Attualmente le evidenze disponibili non consentono di attribuire loro effetti terapeutici dimostrati per il trattamento di specifiche patologie.
Questo non significa che alcune persone non possano trarne beneficio sul piano soggettivo, ma è importante distinguere tra esperienza personale ed efficacia scientificamente dimostrata.
Per questo motivo non dovrebbero essere presentate come cure o sostitutive di percorsi medici o psicologici.
Il ruolo del cavallo
Indipendentemente dall'approccio utilizzato, il cavallo rimane un essere senziente con esigenze proprie.
Qualunque attività dovrebbe garantire:
- gestione rispettosa;
- tempi di lavoro limitati;
- libertà di movimento;
- vita sociale con altri equidi;
- assenza di metodi coercitivi;
- monitoraggio del benessere fisico ed emotivo.
Il valore dell'esperienza non può prescindere dal rispetto dell'animale.
I cavalli recuperati possono partecipare?
Alcuni progetti coinvolgono cavalli anziani o recuperati da situazioni di maltrattamento.
Quando accuratamente valutati e realmente idonei, questi animali possono trovare nuove opportunità di relazione con le persone.
Tuttavia il loro impiego dovrebbe sempre essere subordinato al benessere individuale dell'equide e mai motivato esclusivamente dal fatto di essere stato recuperato.

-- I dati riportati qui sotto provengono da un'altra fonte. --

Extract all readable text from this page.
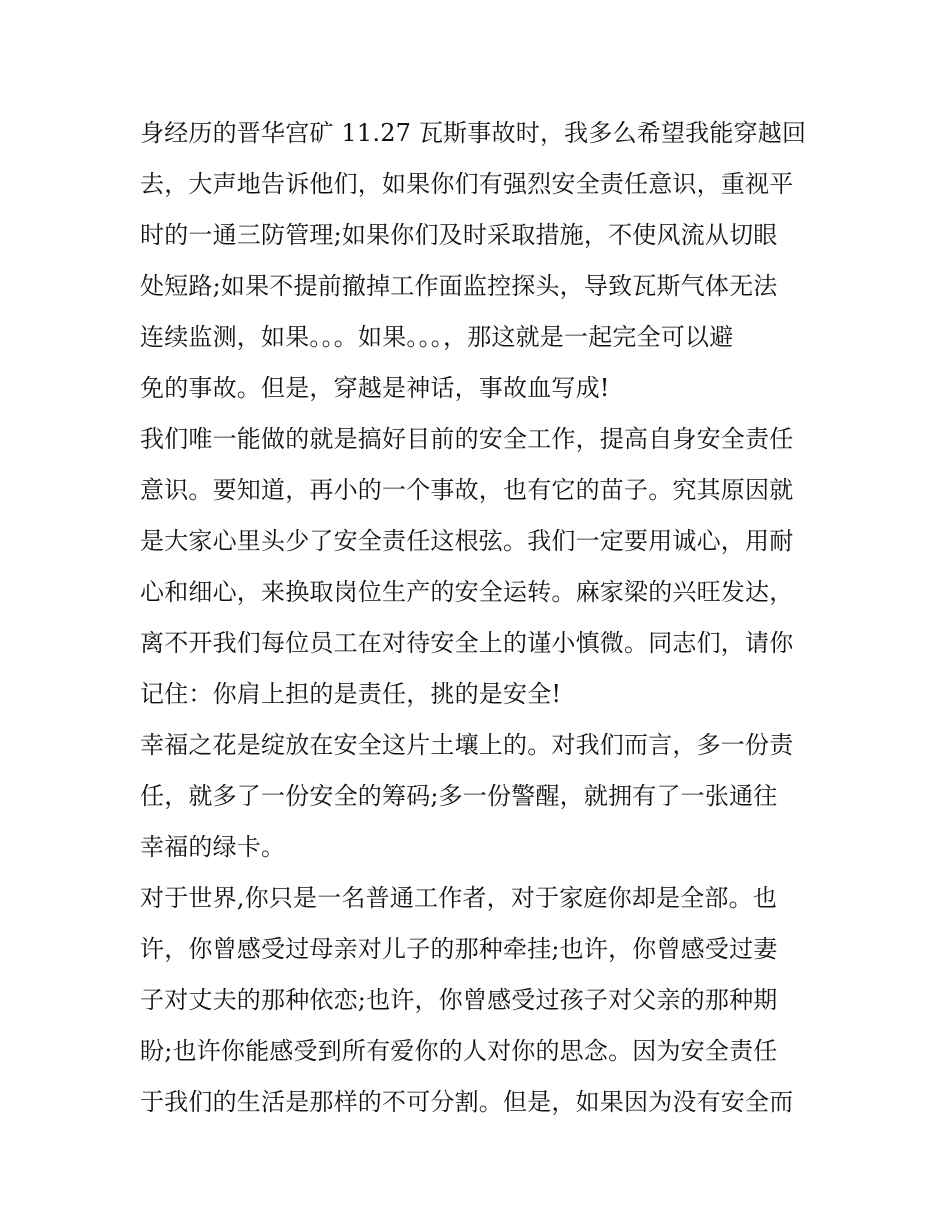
身经历的晋华宫矿 11.27 瓦斯事故时，我多么希望我能穿越回
去，大声地告诉他们，如果你们有强烈安全责任意识，重视平
时的一通三防管理;如果你们及时采取措施，不使风流从切眼
处短路;如果不提前撤掉工作面监控探头，导致瓦斯气体无法
连续监测，如果。。。如果。。。，那这就是一起完全可以避
免的事故。但是，穿越是神话，事故血写成!
我们唯一能做的就是搞好目前的安全工作，提高自身安全责任
意识。要知道，再小的一个事故，也有它的苗子。究其原因就
是大家心里头少了安全责任这根弦。我们一定要用诚心，用耐
心和细心，来换取岗位生产的安全运转。麻家梁的兴旺发达，
离不开我们每位员工在对待安全上的谨小慎微。同志们，请你
记住：你肩上担的是责任，挑的是安全!
幸福之花是绽放在安全这片土壤上的。对我们而言，多一份责
任，就多了一份安全的筹码;多一份警醒，就拥有了一张通往
幸福的绿卡。
对于世界,你只是一名普通工作者，对于家庭你却是全部。也
许，你曾感受过母亲对儿子的那种牵挂;也许，你曾感受过妻
子对丈夫的那种依恋;也许，你曾感受过孩子对父亲的那种期
盼;也许你能感受到所有爱你的人对你的思念。因为安全责任
于我们的生活是那样的不可分割。但是，如果因为没有安全而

Ogni cavallo mantiene caratteristiche, limiti e preferenze proprie.
Come scegliere un operatore
Prima di partecipare a un'attività è utile informarsi su:
- formazione dell'operatore;
- obiettivi del percorso;
- modalità di gestione degli equidi;
- condizioni di benessere degli animali;
- chiarezza delle informazioni fornite.
È opportuno diffidare di chi promette guarigioni, risultati garantiti o propone queste attività come alternativa alle cure mediche o psicologiche.

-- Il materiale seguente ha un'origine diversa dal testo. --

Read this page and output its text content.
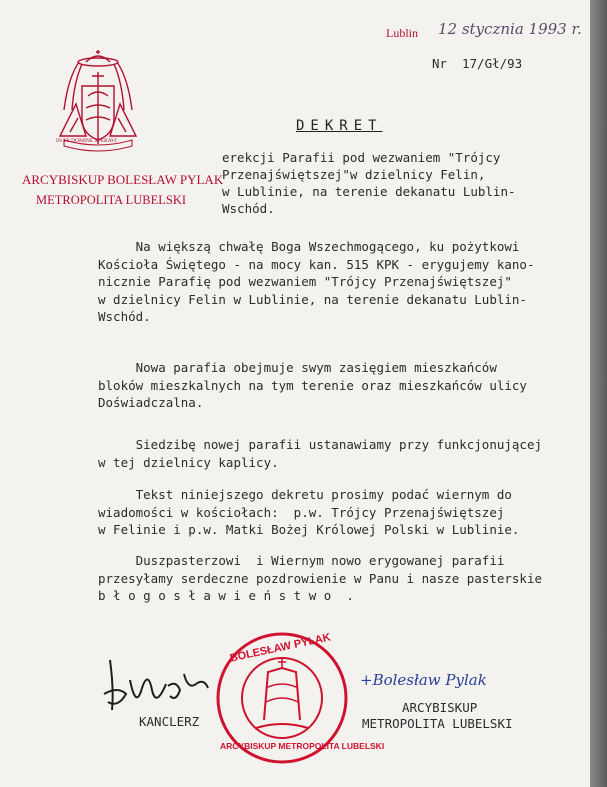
Lublin 12 stycznia 1993 r.
Nr 17/Gł/93
IN TE DOMINE SPERAVI
ARCYBISKUP BOLESŁAW PYLAK
METROPOLITA LUBELSKI
DEKRET
erekcji Parafii pod wezwaniem "Trójcy
Przenajświętszej"w dzielnicy Felin,
w Lublinie, na terenie dekanatu Lublin-
Wschód.
Na większą chwałę Boga Wszechmogącego, ku pożytkowi
Kościoła Świętego - na mocy kan. 515 KPK - erygujemy kano-
nicznie Parafię pod wezwaniem "Trójcy Przenajświętszej"
w dzielnicy Felin w Lublinie, na terenie dekanatu Lublin-
Wschód.
Nowa parafia obejmuje swym zasięgiem mieszkańców
bloków mieszkalnych na tym terenie oraz mieszkańców ulicy
Doświadczalna.
Siedzibę nowej parafii ustanawiamy przy funkcjonującej
w tej dzielnicy kaplicy.
Tekst niniejszego dekretu prosimy podać wiernym do
wiadomości w kościołach:  p.w. Trójcy Przenajświętszej
w Felinie i p.w. Matki Bożej Królowej Polski w Lublinie.
Duszpasterzowi  i Wiernym nowo erygowanej parafii
przesyłamy serdeczne pozdrowienie w Panu i nasze pasterskie
b ł o g o s ł a w i e ń s t w o  .
KANCLERZ
BOLESŁAW PYLAK
ARCYBISKUP METROPOLITA LUBELSKI
+Bolesław Pylak
ARCYBISKUP
METROPOLITA LUBELSKI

La posizione di Horse Angels
Horse Angels ritiene che le attività relazionali con gli equidi possano rappresentare esperienze significative per molte persone quando vengono presentate con trasparenza e nel pieno rispetto degli animali.
È importante, però, distinguere chiaramente questi percorsi dagli Interventi Assistiti con gli Animali previsti dalla normativa e dalle terapie sanitarie.
Il benessere dell'equide, la correttezza delle informazioni e il rispetto delle competenze professionali dovrebbero rimanere principi fondamentali in qualunque attività che coinvolga gli animali.
Domande frequenti
Le costellazioni familiari con i cavalli sono una terapia?
No. Non rientrano negli Interventi Assistiti con gli Animali disciplinati dalla normativa italiana e non dovrebbero essere presentate come terapia sanitaria.
È necessario montare il cavallo?
Nella maggior parte dei casi no. Queste attività si svolgono prevalentemente da terra.
Possono sostituire un percorso psicologico?
No. Possono rappresentare un'esperienza personale o di crescita individuale, ma non sostituiscono percorsi diagnostici, psicologici o terapeutici quando questi sono necessari.
Conclusioni
Le attività relazionali con gli equidi comprendono approcci molto diversi tra loro, accomunati dall'importanza attribuita all'interazione con il cavallo.
Per scegliere in modo consapevole è fondamentale distinguere tra esperienze di crescita personale, Interventi Assistiti con gli Animali e percorsi sanitari, evitando di attribuire ai cavalli capacità terapeutiche che non sono supportate dalle attuali evidenze scientifiche.
Il rispetto dell'equide e la trasparenza verso le persone dovrebbero rimanere il punto di partenza di qualsiasi proposta che coinvolga questi animali.